DGS - Vilela, S., et al., Association between energy-dense food consumption at 2 years of age and diet quality at 4 years of age. Br J Nutr, 2014. 111(7): p. 1275-82

Desta forma, este imposto não será igualmente aplicado a todas as bebidas açucaradas sendo discriminatório e protecionista uma vez que existem néctares e bebidas de fruta que contêm entre 10.5 e 11.8 gramas de açúcar por 100 ml e algumas delas chegam aos 26 gramas por 250 ml.

Informação nutricional dos respectivos  produtos

Todas as bebidas de fruta e néctares que têm açúcar serão deixadas de fora da taxa. Isto poderá estar relacionado com o facto de 85% do volume de néctares e sumos de fruta serem produzidas em Portugal.

Associação Portuguesa das Bebidas Refrescantes Não Alcoólicas (PROBEB)

Acrescenta a isto que várias empresas que produzem néctares e bebidas de fruta levam a cabo campanhas de comunicação e publicidade dirigidas diretamente a crianças.

Arena Report 2015, empresa do Grupo Havas

No polo oposto, o setor dos refrigerantes está empenhado em comercializar os seus produtos de forma responsável em todo o mundo, em todos os meios de publicidade e em todas as bebidas disponíveis atualmente no mercado. Por esta razão, a indústria de refrigerantes não comercializa nenhum produto diretamente para menores de 12 anos.

ICAP. Código de autorregulação em matéria de comunicação comercial de alimentos e bebidas dirigida a crianças.

Além disso, a indústria de refrigerantes tem estado comprometida, há anos, em oferecer aos consumidores mais informação sobre a composição dos seus produtos, nomeadamente das bebidas refrescantes. Em particular, este é um dos setores que inclui voluntariamente informação nutricional mais abrangente e compreensível nos rótulos dos produtos (antes da atual regulação), de modo a que os consumidores possam tomar uma decisão informada, de acordo com as suas necessidades.

De acordo com a Organização Mundial da Saúde, a tributação de outros alimentos e bebidas “alvo”, particularmente aqueles ricos em gorduras saturadas, ácidos gordos trans, sem açúcar ou sem sal parece promissora, com provas que mostram claramente que os aumentos dos preços reduzem o seu consumo. Vão emergir provas de países que recentemente implementaram estes impostos que mostrarão o impacto sobre a saúde e outros resultados – como por exemplo a relação com a mortalidade em Non-communicable diseases (doenças não transmissíveis).

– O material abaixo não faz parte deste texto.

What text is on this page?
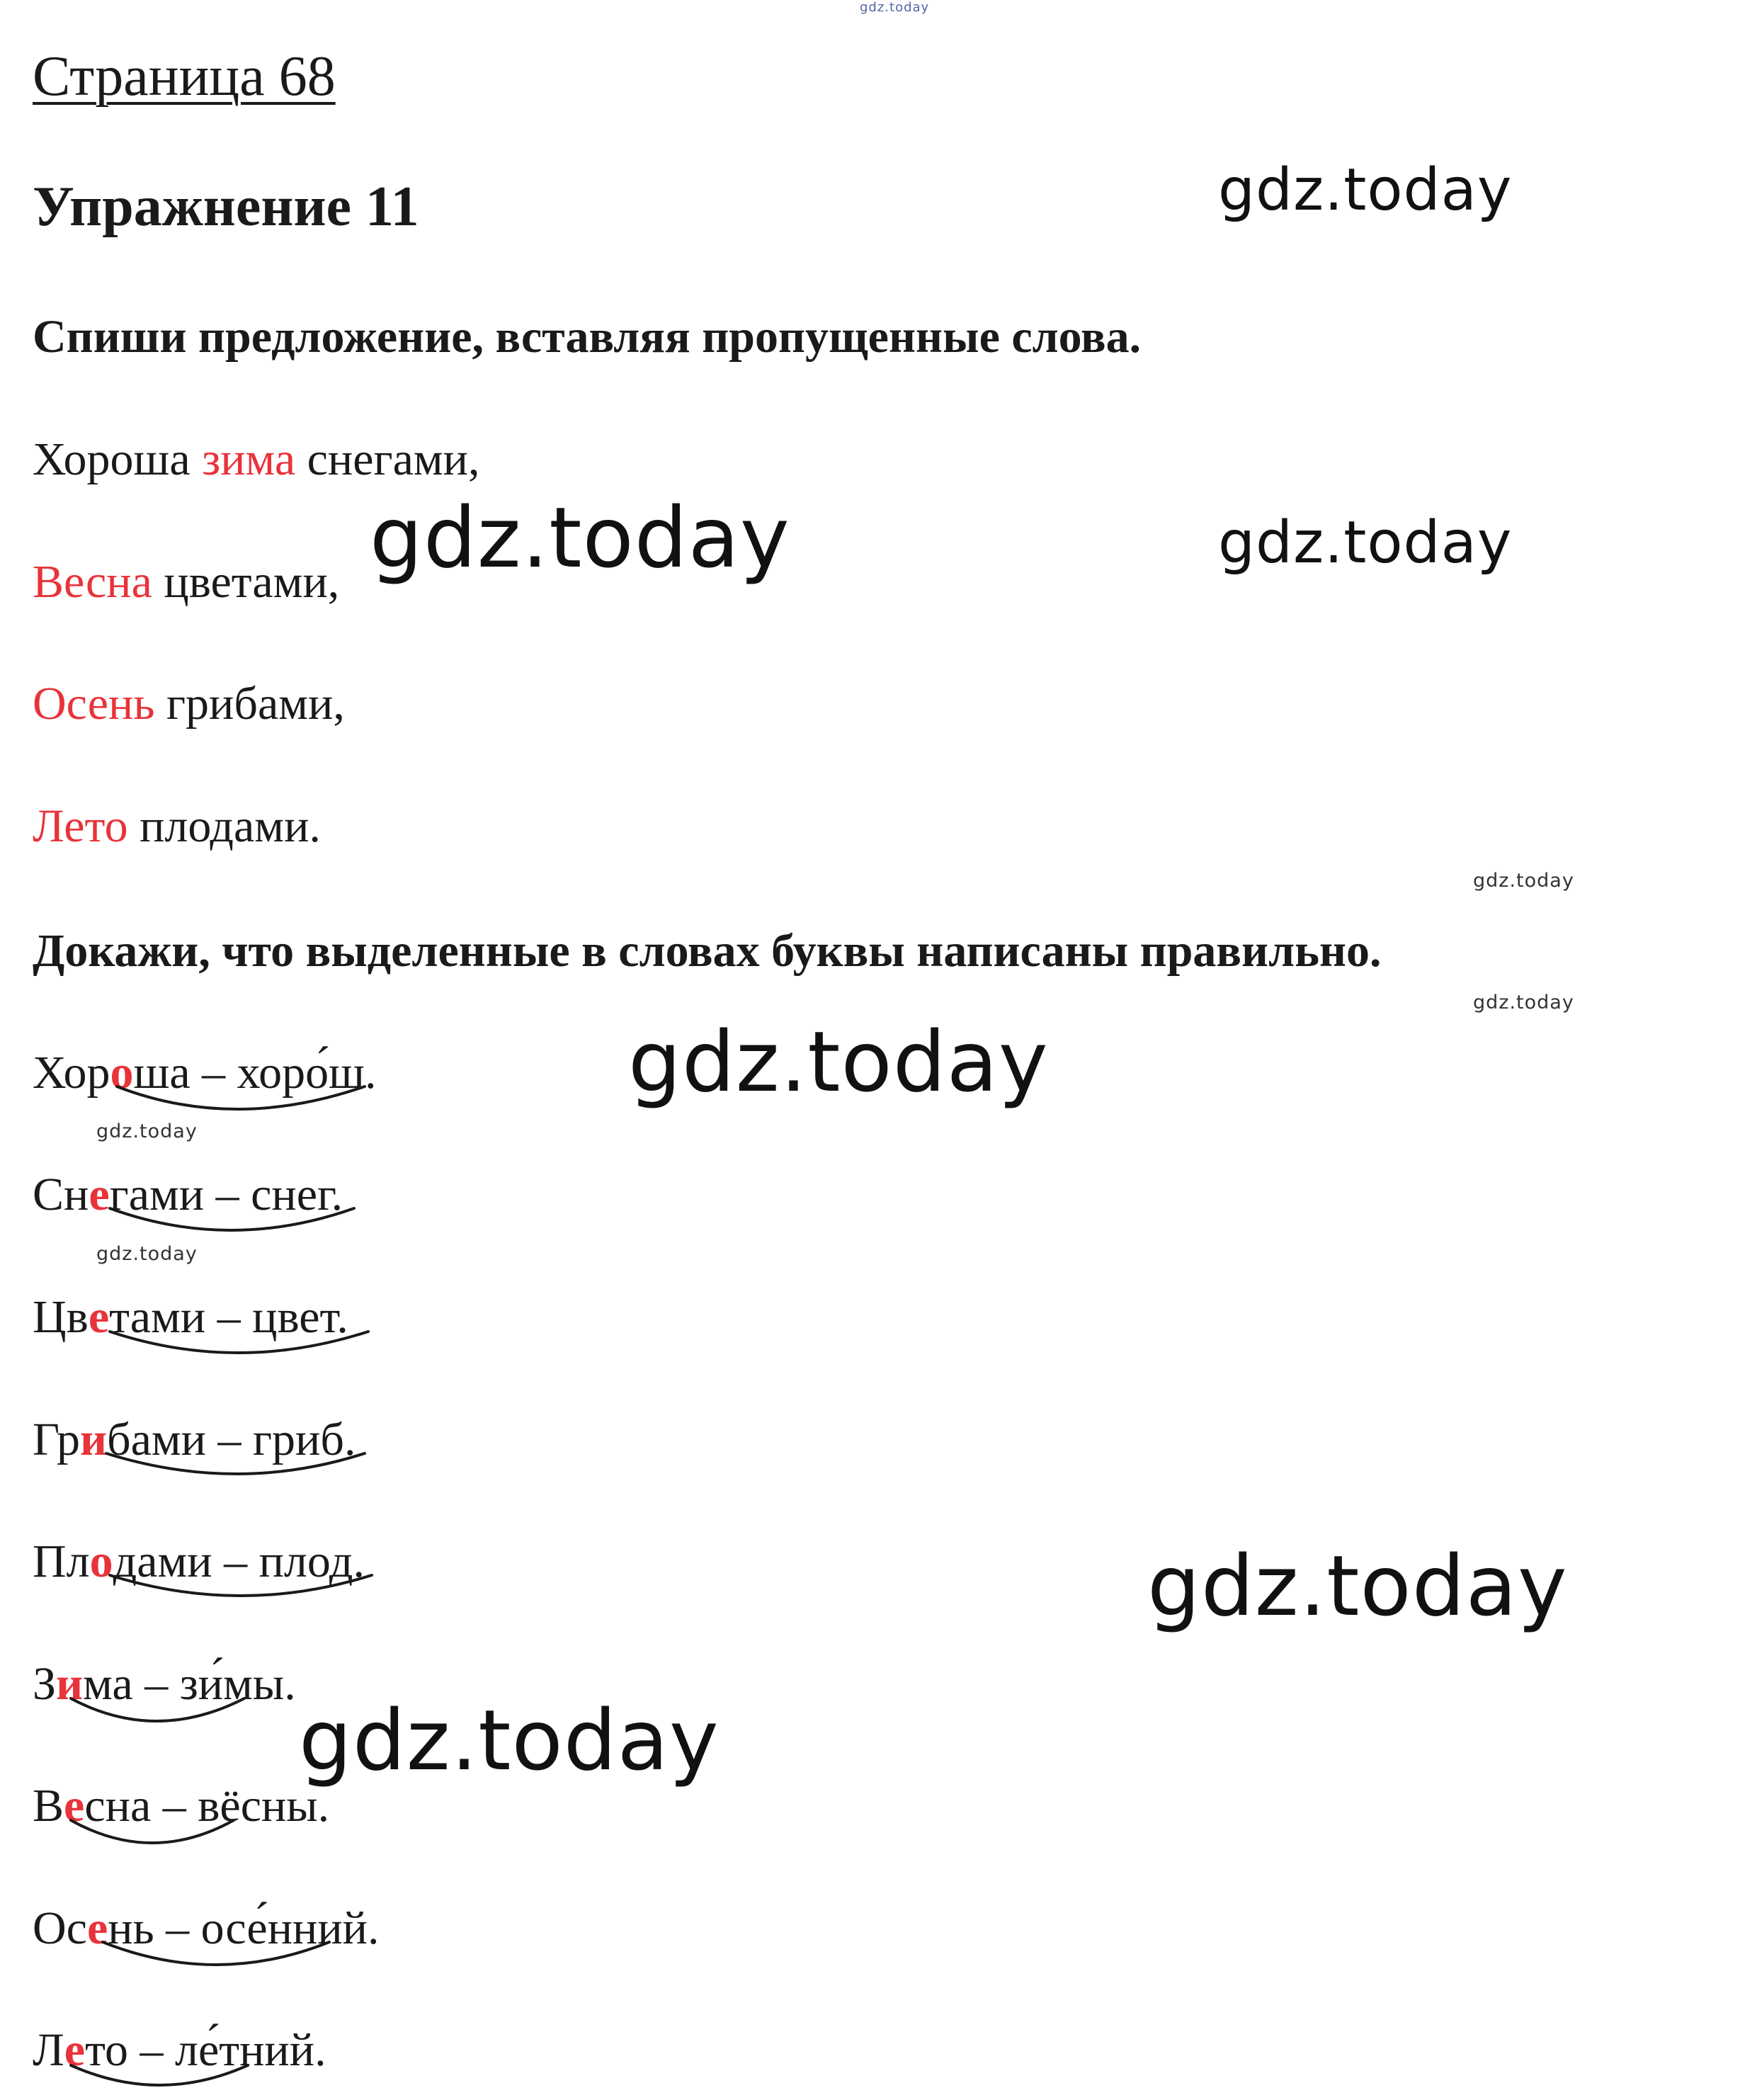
gdz.today
Страница 68
Упражнение 11
Спиши предложение, вставляя пропущенные слова.
Хороша зима снегами,
Весна цветами,
Осень грибами,
Лето плодами.
Докажи, что выделенные в словах буквы написаны правильно.
Хороша – хоро́ш.
Снегами – снег.
Цветами – цвет.
Грибами – гриб.
Плодами – плод.
Зима – зи́мы.
Весна – вёсны.
Осень – осе́нний.
Лето – ле́тний.
gdz.today
gdz.today	gdz.today
gdz.today
gdz.today
gdz.today
gdz.today
gdz.today
gdz.today
gdz.today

Fiscal policies for diet and prevention of noncommunicable diseases. World Health Organization, 2015

65% das crianças portuguesas consumem doces e bolos uma vez por dia e 73% das crianças consumem snacks salgados como pizzas, hambúrgueres ou batatas fritas, uma a quatro vezes por semana. As crianças consomem preferencialmente refrigerantes e néctares (52% fá-lo diariamente), comparativamente com outras bebidas como café e chá. O ice tea é o tipo de refrigerante mais consumido.

“Consumo alimentar e nutricional de crianças em idade pré-escolar: resultados da coorte Geração 21”, ISPUP, 2014.